Destiny is a “song in six verses,” with verses 3-5 doing the anthology jig by representing three tales of lovers wrest apart by death, in which the male and female consorts are portrayed by the same two actors. This is an extension of the framing plot, in which Death challenges a recently widowed lass (Lil Dagover) to save one of the couples in the three featured tales in exchange for her husband being brought back to life. Adding some life to this mix is Lang’s (and actor Bernhard Goetze’s) take on Death: not as a trickster, taking pleasure in his life-taking, but as a haunted man exhausted by his tasks, hoping our leading lady can succeed in his challenge and he thus not have to bear the burden of taking so many souls.
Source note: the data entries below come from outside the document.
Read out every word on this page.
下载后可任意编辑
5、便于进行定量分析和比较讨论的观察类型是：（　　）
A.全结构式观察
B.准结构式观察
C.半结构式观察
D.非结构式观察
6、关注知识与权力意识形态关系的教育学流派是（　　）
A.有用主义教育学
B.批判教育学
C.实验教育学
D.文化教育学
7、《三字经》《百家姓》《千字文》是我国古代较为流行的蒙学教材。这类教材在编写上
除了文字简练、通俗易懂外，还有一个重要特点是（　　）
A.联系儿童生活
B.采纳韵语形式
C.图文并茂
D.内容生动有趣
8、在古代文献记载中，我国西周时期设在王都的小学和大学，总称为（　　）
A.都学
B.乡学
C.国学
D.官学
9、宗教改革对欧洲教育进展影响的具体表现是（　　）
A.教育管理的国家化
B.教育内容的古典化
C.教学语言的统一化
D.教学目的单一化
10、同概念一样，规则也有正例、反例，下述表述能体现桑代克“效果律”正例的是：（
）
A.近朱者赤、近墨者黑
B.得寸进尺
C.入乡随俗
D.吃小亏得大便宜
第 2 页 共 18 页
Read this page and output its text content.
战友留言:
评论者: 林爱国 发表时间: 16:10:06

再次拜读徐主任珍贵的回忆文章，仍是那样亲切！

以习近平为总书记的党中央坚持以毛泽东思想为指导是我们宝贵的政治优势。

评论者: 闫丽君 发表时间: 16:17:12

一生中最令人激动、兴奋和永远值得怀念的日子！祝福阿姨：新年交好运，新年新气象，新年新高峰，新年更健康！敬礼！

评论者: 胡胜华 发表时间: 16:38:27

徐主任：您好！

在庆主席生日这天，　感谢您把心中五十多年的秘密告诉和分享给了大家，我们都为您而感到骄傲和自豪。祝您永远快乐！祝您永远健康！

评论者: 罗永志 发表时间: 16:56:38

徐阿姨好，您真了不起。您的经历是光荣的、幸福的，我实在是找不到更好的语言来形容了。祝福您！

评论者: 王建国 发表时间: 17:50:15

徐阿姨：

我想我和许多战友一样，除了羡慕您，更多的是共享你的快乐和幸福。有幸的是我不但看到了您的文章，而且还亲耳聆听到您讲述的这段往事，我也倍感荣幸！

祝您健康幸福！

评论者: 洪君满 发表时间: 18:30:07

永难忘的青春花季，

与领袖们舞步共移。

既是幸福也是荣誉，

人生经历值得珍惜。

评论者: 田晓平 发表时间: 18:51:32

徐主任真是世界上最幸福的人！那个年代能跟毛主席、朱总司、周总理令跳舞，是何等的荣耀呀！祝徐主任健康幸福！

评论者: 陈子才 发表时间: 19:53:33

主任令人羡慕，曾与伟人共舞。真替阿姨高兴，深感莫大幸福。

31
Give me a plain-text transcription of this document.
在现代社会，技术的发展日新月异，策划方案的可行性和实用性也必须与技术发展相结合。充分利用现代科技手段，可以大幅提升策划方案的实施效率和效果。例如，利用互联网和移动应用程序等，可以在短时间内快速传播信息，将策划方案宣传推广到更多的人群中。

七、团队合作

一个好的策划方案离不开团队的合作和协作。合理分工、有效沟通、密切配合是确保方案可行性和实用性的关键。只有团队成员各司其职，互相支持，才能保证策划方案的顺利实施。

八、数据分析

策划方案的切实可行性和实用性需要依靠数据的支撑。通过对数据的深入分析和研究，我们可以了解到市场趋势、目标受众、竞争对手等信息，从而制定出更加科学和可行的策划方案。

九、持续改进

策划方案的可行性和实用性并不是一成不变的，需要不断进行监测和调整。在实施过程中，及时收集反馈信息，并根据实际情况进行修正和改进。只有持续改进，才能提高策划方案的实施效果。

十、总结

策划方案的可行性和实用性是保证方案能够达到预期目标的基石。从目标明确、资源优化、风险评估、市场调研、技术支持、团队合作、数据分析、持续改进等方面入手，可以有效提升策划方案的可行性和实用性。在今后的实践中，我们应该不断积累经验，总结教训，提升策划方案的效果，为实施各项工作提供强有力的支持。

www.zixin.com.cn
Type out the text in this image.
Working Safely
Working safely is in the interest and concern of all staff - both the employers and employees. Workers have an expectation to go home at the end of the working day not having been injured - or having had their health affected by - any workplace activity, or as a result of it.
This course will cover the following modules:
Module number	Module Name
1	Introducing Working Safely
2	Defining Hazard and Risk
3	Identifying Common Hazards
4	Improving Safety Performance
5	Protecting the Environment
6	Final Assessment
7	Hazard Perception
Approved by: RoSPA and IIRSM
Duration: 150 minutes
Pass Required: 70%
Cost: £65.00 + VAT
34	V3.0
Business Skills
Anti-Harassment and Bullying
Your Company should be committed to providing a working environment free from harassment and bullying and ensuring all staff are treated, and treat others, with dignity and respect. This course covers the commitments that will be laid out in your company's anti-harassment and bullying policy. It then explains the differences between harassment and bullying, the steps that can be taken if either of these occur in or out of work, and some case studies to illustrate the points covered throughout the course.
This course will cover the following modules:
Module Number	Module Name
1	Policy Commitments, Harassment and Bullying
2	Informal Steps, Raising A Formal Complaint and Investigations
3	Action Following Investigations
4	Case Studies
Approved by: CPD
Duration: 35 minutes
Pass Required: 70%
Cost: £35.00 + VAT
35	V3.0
The haunting set of a walled off afterlife and candle-lit hall representing soon-to-flicker-out souls is appropriately dreary, with Death’s ghastly makeup and expressively dour expression selling his sorrow. There’s also some interesting moral quandaries for the time, with Dagover later offered the option of bargaining a living soul for hubby; that is, get someone else to take his dead place.
This all boils down to that rather trite, aforementioned trope: love saves the world and la dee da, so beyond Lang’s competence with storytelling, there’s not wholly too much to the movie. It’s also tonally a bit uneven, with one of the vignettes veering into comedy, whereas the other two remain rather grim. That aside, and besides the historical importance of Lang’s body of work, there’s some impressively staged action and special effects to behold.
The restoration showing on Netflix is very crisp, with a lively score that helps to keep those with silent-movie ADD invested.